La questione litigiosa consiste nella determinazione dei presupposti, cui sottostà la riscossione dell’imposta minima. Secondo l’art. 88 LT, ciò si verifica “quando quest’imposta è superiore all’imposta sull’utile e sul capitale imponibile”. Si tratta dunque di definire il debito d’imposta, che deve essere confrontato con l’imposta minima, calcolata sul valore di stima degli immobili, per poter determinare quale sia superiore.
4.2.
Per costante giurisprudenza, una norma va innanzitutto interpretata secondo il suo tenore letterale (interpretazione letterale). Se il testo legale non è assolutamente chiaro, o se più interpretazioni si prestano, il giudice è tenuto a ricercare il vero significato della norma, deducendolo dalle relazioni che intercorrono tra essa e altre disposizioni legali e dal contesto legislativo in cui si inserisce (interpretazione sistematica), dal fine che la norma persegue o dall’interesse tutelato (interpretazione teleologica), nonché dalla volontà del legislatore (interpretazione storica), così come essa traspare dai materiali legislativi. Se il testo di legge è chiaro, l’autorità chiamata ad applicare il diritto può distanziarsene soltanto se sussistono motivi fondati per ritenere che la sua formulazione non rispecchi completamente il vero senso della norma. Simili motivi possono risultare dai materiali legislativi, dallo scopo della norma, come pure dalla relazione tra quest’ultima e altre disposizioni (sentenza CDT n. 80.2007.121 del 22 ottobre 2008, consid. 3.3; DTF 129 I 12 consid. 3.3; 128 II 56 consid. 4, 66 consid. 4a; 128 I 34 consid. 3b; 126 II 71 consid. 6d p. 80 s.).
4.3.
Dall’interpretazione letterale dell’art. 88 LT si evince che il termine di confronto è rappresentato dal debito d’imposta e non dall’utile imponibile. Infatti, l’art. 88 LT contrappone fra loro l’imposta minima sugli immobili situati nel Cantone, da una parte, e l’imposta sull’utile e sul capitale imponibile, dall’altra.
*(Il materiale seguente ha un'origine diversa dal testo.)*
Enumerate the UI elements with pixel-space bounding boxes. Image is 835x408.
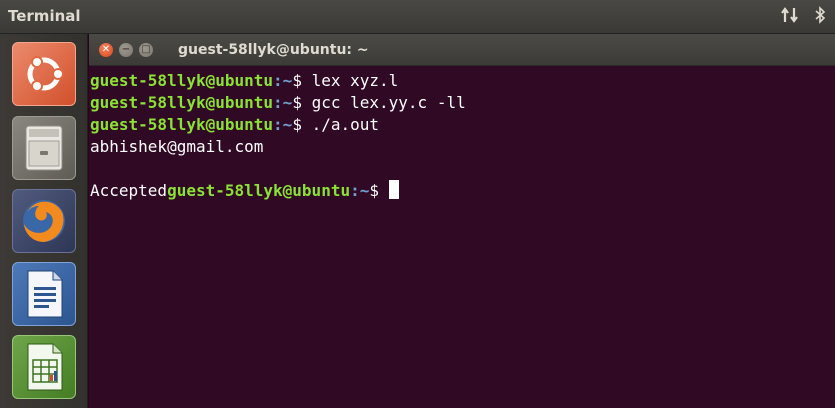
launcher-item-ubuntu-dash[interactable] — [12, 42, 76, 106]
prompt-user: guest-58llyk@ubuntu — [167, 181, 351, 200]
libreoffice-calc-icon — [13, 343, 75, 402]
prompt-colon: : — [273, 71, 283, 90]
bluetooth-icon[interactable] — [813, 6, 827, 28]
maximize-button[interactable]: □ — [139, 43, 153, 57]
libreoffice-writer-icon — [13, 270, 75, 329]
prompt-symbol: $ — [292, 93, 302, 112]
prompt-path: ~ — [359, 181, 370, 200]
network-updown-icon[interactable] — [781, 6, 799, 28]
maximize-icon: □ — [141, 44, 151, 55]
terminal-line: guest-58llyk@ubuntu:~$ gcc lex.yy.c -ll — [90, 92, 835, 114]
minimize-icon: − — [121, 44, 131, 55]
prompt-symbol: $ — [292, 115, 302, 134]
window-title: guest-58llyk@ubuntu: ~ — [178, 42, 369, 58]
firefox-icon — [13, 200, 75, 256]
indicator-area — [781, 6, 827, 28]
launcher-item-files[interactable] — [12, 116, 76, 180]
prompt-symbol: $ — [292, 71, 302, 90]
terminal-cursor — [388, 180, 399, 199]
command-text: gcc lex.yy.c -ll — [301, 93, 466, 112]
top-panel: Terminal — [0, 0, 835, 34]
close-icon: ✕ — [101, 44, 111, 55]
prompt-colon: : — [273, 93, 283, 112]
launcher-item-calc[interactable] — [12, 335, 76, 399]
command-text — [379, 181, 389, 200]
prompt-user: guest-58llyk@ubuntu — [90, 71, 274, 90]
terminal-line: guest-58llyk@ubuntu:~$ lex xyz.l — [90, 70, 835, 92]
command-text: ./a.out — [301, 115, 380, 134]
ubuntu-logo-icon — [13, 56, 75, 109]
prompt-colon: : — [273, 115, 283, 134]
launcher-item-writer[interactable] — [12, 262, 76, 326]
prompt-user: guest-58llyk@ubuntu — [90, 115, 274, 134]
command-text: lex xyz.l — [301, 71, 399, 90]
terminal-titlebar[interactable]: ✕ − □ guest-58llyk@ubuntu: ~ — [89, 34, 835, 66]
prompt-path: ~ — [282, 115, 293, 134]
output-text: abhishek@gmail.com — [90, 137, 264, 156]
output-prefix: Accepted — [90, 181, 168, 200]
file-cabinet-icon — [13, 125, 75, 183]
active-app-title: Terminal — [8, 7, 81, 25]
terminal-output[interactable]: guest-58llyk@ubuntu:~$ lex xyz.l guest-5… — [89, 66, 835, 408]
terminal-line: guest-58llyk@ubuntu:~$ ./a.out — [90, 114, 835, 136]
minimize-button[interactable]: − — [119, 43, 133, 57]
launcher — [0, 34, 88, 408]
prompt-symbol: $ — [369, 181, 380, 200]
prompt-path: ~ — [282, 71, 293, 90]
prompt-colon: : — [350, 181, 360, 200]
prompt-path: ~ — [282, 93, 293, 112]
terminal-line: abhishek@gmail.com — [90, 136, 835, 158]
launcher-item-firefox[interactable] — [12, 189, 76, 253]
close-button[interactable]: ✕ — [99, 43, 113, 57]
prompt-user: guest-58llyk@ubuntu — [90, 93, 274, 112]
terminal-line: Acceptedguest-58llyk@ubuntu:~$ — [90, 180, 835, 202]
Non si può condividere la tesi della ricorrente, secondo cui dal tenore della disposizione legale si dovrebbe desumere “inequivocabilmente” che si debba prendere in considerazione l’imposta “sull’intero utile imponibile e non già quella su un «utile ridotto»”. La formulazione dell’art. 88 LT non fornisce alcuna indicazione in merito alle modalità con cui deve essere calcolata l’imposta sull’utile. L’aggettivo “imponibile”, aggiunto al sostantivo “utile”, appare in sé pleonastico, ma verosimilmente ha il solo scopo di contrapporre a un’imposta calcolata su una base di calcolo estremamente semplificata, come è l’imposta minima, l’imposta ordinaria delle persone giuridiche, che invece ha una base di calcolo più complessa, rappresentata appunto dall’utile imponibile. Non vi è per contro alcun elemento che consenta di ritenere che l’aggiunta dell’aggettivo “imponibile” equivalga a “intero”, in contrapposizione a “ridotto”.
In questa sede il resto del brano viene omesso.